Does Nationalism Cause War?
Although I’ve described the positive racial, civilisational, political and cultural duties to practice nationalism; there is one strikingly ubiquitous case made in opposition.
This is the view that nationalism causes war, which is ceaselessly trumpeted by our cultural, political and business elites.
French President Emmanuel Macron conveyed this much in his speech on the 100th anniversary of World War One. “By putting our own interests first, with no regard for others, we erase the very thing that a nation holds dearest: its moral values.” Macron further defended the “spirit of cooperation” and critiqued nationalism by foreshadowing a “sinister course… that could undermine the legacy of peace we thought we had forever sealed.” While predictably celebrated in the press, are these fair denunciations?

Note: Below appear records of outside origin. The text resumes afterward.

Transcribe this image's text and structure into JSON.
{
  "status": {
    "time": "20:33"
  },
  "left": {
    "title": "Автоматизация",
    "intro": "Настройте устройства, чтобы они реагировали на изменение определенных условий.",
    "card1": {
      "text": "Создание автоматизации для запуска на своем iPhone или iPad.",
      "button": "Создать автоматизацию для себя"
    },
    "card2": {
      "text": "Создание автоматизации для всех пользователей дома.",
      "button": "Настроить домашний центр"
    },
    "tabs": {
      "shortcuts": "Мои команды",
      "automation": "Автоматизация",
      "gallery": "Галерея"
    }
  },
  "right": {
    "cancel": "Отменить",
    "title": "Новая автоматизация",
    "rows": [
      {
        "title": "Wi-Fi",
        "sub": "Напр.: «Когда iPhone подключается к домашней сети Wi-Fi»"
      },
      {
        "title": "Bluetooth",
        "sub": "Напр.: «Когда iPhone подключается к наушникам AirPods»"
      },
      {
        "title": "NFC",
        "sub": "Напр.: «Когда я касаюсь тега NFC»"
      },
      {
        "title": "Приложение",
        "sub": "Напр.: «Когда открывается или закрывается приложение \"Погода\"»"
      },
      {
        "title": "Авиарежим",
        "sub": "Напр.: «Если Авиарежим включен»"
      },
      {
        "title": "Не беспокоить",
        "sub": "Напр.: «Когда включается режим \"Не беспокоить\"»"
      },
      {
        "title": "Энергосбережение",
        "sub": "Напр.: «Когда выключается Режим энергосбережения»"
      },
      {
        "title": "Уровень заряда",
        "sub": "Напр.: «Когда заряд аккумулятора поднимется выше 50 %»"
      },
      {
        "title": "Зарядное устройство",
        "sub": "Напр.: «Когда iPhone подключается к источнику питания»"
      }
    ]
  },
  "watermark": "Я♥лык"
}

In response, it is first worth establishing what ‘nationalism’ is. Nationalism can be considered a “political, social, and economic system characterised by the promotion of the interests of a particular nation, especially with the aim of gaining and maintaining sovereignty over the homeland.” This worldview is therefore devoted to protecting one’s own, and can be epitomised through ‘America First’ or ‘Australia First’ slogans. Given this, nationalism is an unquestionably powerful and meaningful force. Subsequently, when core national interests are sufficiently threatened, resulting tension may indeed provoke war between nationalist actors. So while President Macron is not wrong that nationalism can provoke conflict, there are numerous caveats that accompany his globalist critique.
As stated nationalism can cause war, primarily because it represents a powerful ideology. But without a powerful something, none of man’s inevitable evils can be effectively resisted. Besides the despotic Soviet Union, it was ethnostates–Canada, Britain, America, Australia, France and others–that inspired people to make the sacrifices necessary for victory over the avowedly evil Nazi Germany. After nationalism within these countries has significantly decreased since World War Two, could one imagine another comparably fanatical commitment to combat any such future evil? Not by judging the present condition of Europe’s armies, that abysmally reflects upon the continent’s will to survive amid declining national sentiment.
Likewise, given the world wars mythology is used to attack contemporary nationalism, shouldn’t internationalists be compelled to answer specific questions of these conflicts? Of which, these include:
- Was it not multilateralism and alliances, that converted a local conflict into World War One?
- Was it not multiracial societies divorced from traditional concepts of nationalism, that led to Hitler’s overtures into the Sudetenland, Memel and Danzig, which culminated in World War Two?
- Was it not the amoral ethnic cleansing of Germans that lead to more homogenous European countries, which achieved a “lasting peace” desired by the Big Three at Yalta?
Another complication with Macron’s account, is that nationalists tend to oppose modern wars spawned by international elites. Present-day nationalists are inclined to avoid unnecessary wars, and identify problems related to: properly discerning who the ‘bad guys’ are, financial/ human costs, damage to soft power, the uncertainty of outcome; as well as the limits that race, religion, and culture can practically pose to fulfilling nation-building objectives. Noted critics of nationalism view these dilemnas rather differently. For instance, President George W. Bush intended to “end tyranny”, largely based off a purported concern for the world’s wellbeing. Considering the myriad of cultures, religions, peoples as well as values that can be used to interpret ‘tyranny’; this doctrine was and remains an endless prescription for conflict.
As the President of France, I would presume Macron accepts a supreme military and political structure should unquestionably rule over territory, to avoid the “state of nature” Hobbes famously described. But if nationalism is not to be our dominant governing preposition, it is axiomatic that an all-powerful transnational body should exist.
Let’s imagine this transnational body that eliminated all interstate rivalries, and resembled a supreme world government, did indeed exist. If all people under this government occupied an equal playing field, there would follow unending conflict between groups for resources. From such instability, there appears 2 ways of making this world government once more viable.
First, this government could become more authoritarian than any regime in human history, to preempt and deter all possible outbreaks of civil war or unrest. A state more draconian than Soviet Russia, that rules over a tense, low-trust society is clearly not worth securing.
Alternatively, this government could engage in a large-scale project of human reengineering through miscegenation or other means, to annihilate affinities for our ethnies, distant relatives, and even family members. While a complete genocide of humanity’s current condition would dismantle all traces of ‘racism’, it would not result in any blissful state. As explained by Dr. Frank Salter, “if humans felt the same love for all children, they’d feel no love. If you divide any amount by infinity, you get zero.” Dr. Salter additionally observed: “if we dissolve our boundaries, we’d destroy the pools of trust and cohesion that make life worth living.”
Whether one places importance on Dr. Salter’s description, boils down to a simple question. Would you rather have something to fight for, or nothing to live for? The former would seem a more righteous, rational and fulfilling state of being; as opposed to a deracinated, nihilistic state that nationalist opponents logically seek.